Papa Francisco compara o aborto ao uso de um ‘matador de aluguel’

Foto Reprodução

O Papa Francisco comparou nesta quarta-feira (10) a interrupção voluntária da gravidez a recorrer a um “matador de aluguel” para resolver um problema, na homilia pronunciada durante sua tradicional audiência na Praça de São Pedro do Vaticano. De acordo com a agência Associated Pess, esse foi um dos comentários mais duros de Francisco contra o aborto. “Interromper uma gravidez é como eliminar alguém. É justo eliminar uma vida humana para resolver um problema?”, questionou o pontífice aos fiéis reunidos no Vaticano. “É justo contratar um matador de aluguel para resolver um problema?”, prosseguiu, saindo do texto que havia preparado. “Não é justo. Não podemos eliminar um ser humano, mesmo que pequeno, para resolver um problema”. “É como contratar um matador de aluguel para resolver um problema”, insistiu. O Papa criticou em sua homilia “a perda de valor da vida humana” em consequência das guerras, da exploração do homem e da cultura da exclusão. E ele adicionou a esta lista o fim da vida no ventre materno “em nome da salvaguarda de outros direitos”. Francisco disse que algumas pessoas justificam o aborto como um respeito a outros direitos.

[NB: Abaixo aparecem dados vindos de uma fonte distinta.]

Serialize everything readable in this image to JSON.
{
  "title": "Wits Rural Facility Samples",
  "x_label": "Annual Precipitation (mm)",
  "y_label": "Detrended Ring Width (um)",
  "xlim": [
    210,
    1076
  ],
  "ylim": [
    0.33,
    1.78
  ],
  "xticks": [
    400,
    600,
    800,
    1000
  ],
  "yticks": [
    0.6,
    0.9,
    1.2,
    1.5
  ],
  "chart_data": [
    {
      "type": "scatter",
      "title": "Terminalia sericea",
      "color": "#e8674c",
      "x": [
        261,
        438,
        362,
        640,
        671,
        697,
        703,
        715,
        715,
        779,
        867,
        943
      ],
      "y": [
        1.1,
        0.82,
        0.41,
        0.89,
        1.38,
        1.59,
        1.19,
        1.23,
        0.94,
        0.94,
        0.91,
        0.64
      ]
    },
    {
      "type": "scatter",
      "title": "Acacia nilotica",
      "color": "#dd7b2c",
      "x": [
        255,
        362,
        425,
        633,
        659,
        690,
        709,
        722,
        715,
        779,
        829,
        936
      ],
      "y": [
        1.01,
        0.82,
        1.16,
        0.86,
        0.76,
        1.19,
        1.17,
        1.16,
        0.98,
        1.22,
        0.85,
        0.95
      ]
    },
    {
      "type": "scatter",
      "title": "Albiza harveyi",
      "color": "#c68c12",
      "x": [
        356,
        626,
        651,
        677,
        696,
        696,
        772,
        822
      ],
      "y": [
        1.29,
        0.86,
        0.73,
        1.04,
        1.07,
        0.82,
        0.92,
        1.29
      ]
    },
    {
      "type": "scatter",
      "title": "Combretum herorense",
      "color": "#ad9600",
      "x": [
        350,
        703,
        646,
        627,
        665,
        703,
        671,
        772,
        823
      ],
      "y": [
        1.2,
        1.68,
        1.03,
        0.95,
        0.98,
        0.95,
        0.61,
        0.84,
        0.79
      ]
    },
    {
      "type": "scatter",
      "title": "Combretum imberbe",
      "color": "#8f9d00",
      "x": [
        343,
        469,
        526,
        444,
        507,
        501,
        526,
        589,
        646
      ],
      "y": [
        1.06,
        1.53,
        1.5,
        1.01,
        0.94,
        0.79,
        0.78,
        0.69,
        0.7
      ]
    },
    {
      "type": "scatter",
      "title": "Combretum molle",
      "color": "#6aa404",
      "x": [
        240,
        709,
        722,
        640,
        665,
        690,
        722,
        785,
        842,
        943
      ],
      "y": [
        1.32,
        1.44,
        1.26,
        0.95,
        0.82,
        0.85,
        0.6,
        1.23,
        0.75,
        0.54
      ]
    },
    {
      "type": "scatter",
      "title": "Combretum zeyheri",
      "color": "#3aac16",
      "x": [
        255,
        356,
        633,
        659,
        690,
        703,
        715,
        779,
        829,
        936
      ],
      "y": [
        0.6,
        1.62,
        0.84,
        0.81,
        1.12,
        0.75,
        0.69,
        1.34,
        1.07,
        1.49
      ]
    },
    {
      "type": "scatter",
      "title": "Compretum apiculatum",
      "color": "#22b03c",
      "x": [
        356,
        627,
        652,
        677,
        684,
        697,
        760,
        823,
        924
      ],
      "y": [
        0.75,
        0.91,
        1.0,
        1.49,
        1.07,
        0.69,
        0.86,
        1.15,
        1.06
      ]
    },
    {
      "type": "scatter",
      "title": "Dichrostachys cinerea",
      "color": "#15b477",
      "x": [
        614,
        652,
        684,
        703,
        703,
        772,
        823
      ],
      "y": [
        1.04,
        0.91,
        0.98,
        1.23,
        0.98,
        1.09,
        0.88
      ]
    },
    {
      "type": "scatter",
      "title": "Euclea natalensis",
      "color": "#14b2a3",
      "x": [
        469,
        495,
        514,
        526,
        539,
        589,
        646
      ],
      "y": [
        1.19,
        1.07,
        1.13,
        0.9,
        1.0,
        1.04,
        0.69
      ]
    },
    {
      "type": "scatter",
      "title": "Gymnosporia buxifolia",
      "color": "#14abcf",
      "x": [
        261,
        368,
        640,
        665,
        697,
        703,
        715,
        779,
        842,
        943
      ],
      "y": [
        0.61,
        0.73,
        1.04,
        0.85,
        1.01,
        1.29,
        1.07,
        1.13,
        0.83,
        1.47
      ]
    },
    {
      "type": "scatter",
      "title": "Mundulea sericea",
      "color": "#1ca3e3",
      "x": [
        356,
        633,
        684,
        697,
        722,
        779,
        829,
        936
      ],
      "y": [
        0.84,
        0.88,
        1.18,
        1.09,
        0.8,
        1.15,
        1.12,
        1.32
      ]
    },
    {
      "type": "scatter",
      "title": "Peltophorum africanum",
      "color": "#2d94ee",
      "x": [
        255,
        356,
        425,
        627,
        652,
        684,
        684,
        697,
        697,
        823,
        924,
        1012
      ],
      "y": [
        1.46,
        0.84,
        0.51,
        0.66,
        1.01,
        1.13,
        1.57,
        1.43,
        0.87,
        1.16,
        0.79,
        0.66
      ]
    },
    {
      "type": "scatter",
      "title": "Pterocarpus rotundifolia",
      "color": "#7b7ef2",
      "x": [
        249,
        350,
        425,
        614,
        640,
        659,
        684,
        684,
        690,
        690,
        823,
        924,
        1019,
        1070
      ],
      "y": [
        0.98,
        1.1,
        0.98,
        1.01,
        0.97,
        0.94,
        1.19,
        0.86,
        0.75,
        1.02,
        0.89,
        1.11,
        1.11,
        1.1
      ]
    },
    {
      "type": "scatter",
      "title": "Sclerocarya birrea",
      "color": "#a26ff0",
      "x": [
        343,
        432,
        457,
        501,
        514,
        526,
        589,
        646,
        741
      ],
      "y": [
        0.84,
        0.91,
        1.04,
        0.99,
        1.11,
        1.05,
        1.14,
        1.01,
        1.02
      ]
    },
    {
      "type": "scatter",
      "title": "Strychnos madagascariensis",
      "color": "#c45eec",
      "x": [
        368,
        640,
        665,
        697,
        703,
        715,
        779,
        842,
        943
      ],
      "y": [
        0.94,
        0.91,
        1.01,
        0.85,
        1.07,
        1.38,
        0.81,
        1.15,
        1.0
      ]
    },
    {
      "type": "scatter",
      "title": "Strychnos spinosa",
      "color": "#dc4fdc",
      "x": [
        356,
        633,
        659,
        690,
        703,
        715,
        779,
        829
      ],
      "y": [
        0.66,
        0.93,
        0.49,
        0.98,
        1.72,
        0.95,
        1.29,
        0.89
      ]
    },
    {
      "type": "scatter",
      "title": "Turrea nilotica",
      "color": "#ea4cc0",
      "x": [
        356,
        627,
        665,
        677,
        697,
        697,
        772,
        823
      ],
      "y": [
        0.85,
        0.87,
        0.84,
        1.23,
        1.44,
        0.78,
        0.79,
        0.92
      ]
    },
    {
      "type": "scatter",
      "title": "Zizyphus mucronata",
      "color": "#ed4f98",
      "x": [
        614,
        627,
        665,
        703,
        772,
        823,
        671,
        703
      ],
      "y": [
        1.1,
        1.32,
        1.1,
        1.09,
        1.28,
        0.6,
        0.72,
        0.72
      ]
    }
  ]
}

Mas, então, questionou: “Como um ato que suprime a vida inocente e sem defesa pode ser terapêutico, civil ou simplesmente humano?”. Em junho, o Papa Francisco fez outro comentário forte contra a prática do aborto. Ele comparou o aborto feito nos casos de má-formação do feto com o programa de eugenia da era nazista. “Ouvi dizer que está na moda, ou pelo menos é habitual, realizar exames durante os primeiros meses de gravidez para ver se a criança está bem ou nascerá com algo [algum problema] e que a primeira opção é se livrar [dela neste caso]”, declarou. “No século passado, todo mundo se escandalizou com o que os nazistas faziam para preservar a pureza da raça. Hoje, fazemos o mesmo com colarinho branco”, acrescentou. Francisco já classificou tanto o aborto como a eutanásia como parte do que ele chama de uma “cultura descartável”, em que os doentes, os pobres, os idosos e os não-nascidos são considerados indignos de proteção e dignidade pela sociedade. (G1)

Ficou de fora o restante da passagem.